[AccessD] Learned Something Today

Drew Wutka DWUTKA at marlow.com
Tue Feb 11 23:15:00 CST 2003


I second that motion.  I tend to write ADO with using the field position,
versus the name.  Thus, when opening the recordset, I use SQL WITHOUT an
asterick, to make sure the fields are in the right order.  If I do use an
asterick, for whatever reason, or I open the table directly (Ya, I do that
once in a while...<VBEG>), I try to use the field names if possible.  That
allows for less things to break, when someone gets fidgety with my fields.  
 
Of course, I usually don't let anyone in my backends, so it's rarely an
issue....<VBG>  
 
Drew

-----Original Message-----
From: Arthur Fuller [mailto:artful at rogers.com]
Sent: Saturday, February 08, 2003 9:49 AM
To: accessd at databaseadvisors.com
Subject: RE: [AccessD] Learned Something Today



To which I would add, this is a risk of SELECT *. Downstream you may one day
decide to change the structure of one of the tables, inserting a new column.
This would break any UNION statement, since the tables would no longer
match. 

 

I have learned the hard way to avoid SELECT * like the plague. Ask for
exactly what you want, and ye shall get it :-)

 

-----Original Message-----
From: accessd-admin at databaseadvisors.com
[mailto:accessd-admin at databaseadvisors.com] On Behalf Of Hollis,Virginia
Sent: February 8, 2003 9:46 AM
To: 'accessd at databaseadvisors.com'
Subject: [AccessD] Learned Something Today

 

I learned something today that most of you probably already know, but just
in case I thought I would pass it along - especially since it took me 2 days
to figure out what I was doing wrong.

 

I created a Union query using SELECT * from both tables. The Union query
worked when I viewed it, but when I tried using it to create a report &
joined it to the evaluator table, I kept getting a type mismatch in join.
The main table had the EvaluatorID as a number & the Evaluator table had
EvaluatorID as autonumber (the tables were joined by EvaluatorID).
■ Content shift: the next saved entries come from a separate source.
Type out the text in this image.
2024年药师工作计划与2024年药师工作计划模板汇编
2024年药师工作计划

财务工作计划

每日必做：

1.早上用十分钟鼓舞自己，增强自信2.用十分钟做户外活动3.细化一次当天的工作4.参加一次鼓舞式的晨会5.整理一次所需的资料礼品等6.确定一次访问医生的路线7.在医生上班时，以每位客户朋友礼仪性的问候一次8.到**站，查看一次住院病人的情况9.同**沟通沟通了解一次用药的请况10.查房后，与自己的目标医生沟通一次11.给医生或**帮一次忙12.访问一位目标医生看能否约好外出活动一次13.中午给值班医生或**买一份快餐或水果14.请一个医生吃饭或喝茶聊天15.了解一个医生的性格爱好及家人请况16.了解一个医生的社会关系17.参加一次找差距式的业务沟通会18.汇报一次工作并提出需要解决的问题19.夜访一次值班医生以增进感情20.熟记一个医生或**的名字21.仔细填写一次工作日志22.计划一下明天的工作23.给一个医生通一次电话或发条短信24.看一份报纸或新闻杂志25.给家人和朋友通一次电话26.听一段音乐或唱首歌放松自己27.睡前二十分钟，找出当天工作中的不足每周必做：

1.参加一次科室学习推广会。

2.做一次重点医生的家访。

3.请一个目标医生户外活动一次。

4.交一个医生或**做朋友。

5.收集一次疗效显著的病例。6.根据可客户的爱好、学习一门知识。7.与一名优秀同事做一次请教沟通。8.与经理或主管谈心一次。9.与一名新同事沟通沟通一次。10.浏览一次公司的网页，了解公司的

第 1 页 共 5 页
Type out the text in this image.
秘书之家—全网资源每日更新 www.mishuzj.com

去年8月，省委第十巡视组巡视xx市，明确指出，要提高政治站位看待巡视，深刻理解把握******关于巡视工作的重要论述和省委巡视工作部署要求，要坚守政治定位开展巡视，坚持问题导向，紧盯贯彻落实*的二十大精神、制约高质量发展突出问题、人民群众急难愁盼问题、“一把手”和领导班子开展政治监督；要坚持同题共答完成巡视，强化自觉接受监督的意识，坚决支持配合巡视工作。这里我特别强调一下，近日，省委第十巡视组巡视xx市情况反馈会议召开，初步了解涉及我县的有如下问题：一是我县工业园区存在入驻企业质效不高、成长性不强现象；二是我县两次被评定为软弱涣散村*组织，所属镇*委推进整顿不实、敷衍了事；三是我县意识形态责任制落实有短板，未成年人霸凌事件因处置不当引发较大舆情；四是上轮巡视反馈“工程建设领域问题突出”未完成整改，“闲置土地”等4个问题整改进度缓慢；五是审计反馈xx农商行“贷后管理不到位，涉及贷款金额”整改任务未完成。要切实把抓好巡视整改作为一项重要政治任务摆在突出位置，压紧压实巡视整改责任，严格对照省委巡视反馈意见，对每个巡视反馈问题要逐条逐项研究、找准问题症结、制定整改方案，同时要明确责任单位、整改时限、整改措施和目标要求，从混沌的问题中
So there
should not have been any problem. All the other joins worked fine.

 

So after eliminating all the possible combinations and trying different
tables I compared the 2 tables used in the Union to see if one of the fields
might have been wrong. Here is where the learning comes in! The table fields
have to be in the same Order. In one table I had EvaluatorID listed 3rd in
the list & the other it was 2nd.

 

Another way I found this is that I switched the order of the tables in the
query, SELECT * from table 1 UNION ALL table 2. When I did SELECT from table
2 UNION ALL table 1, I had text in the EvaluatorID field.

 

Just thought I would pass that along.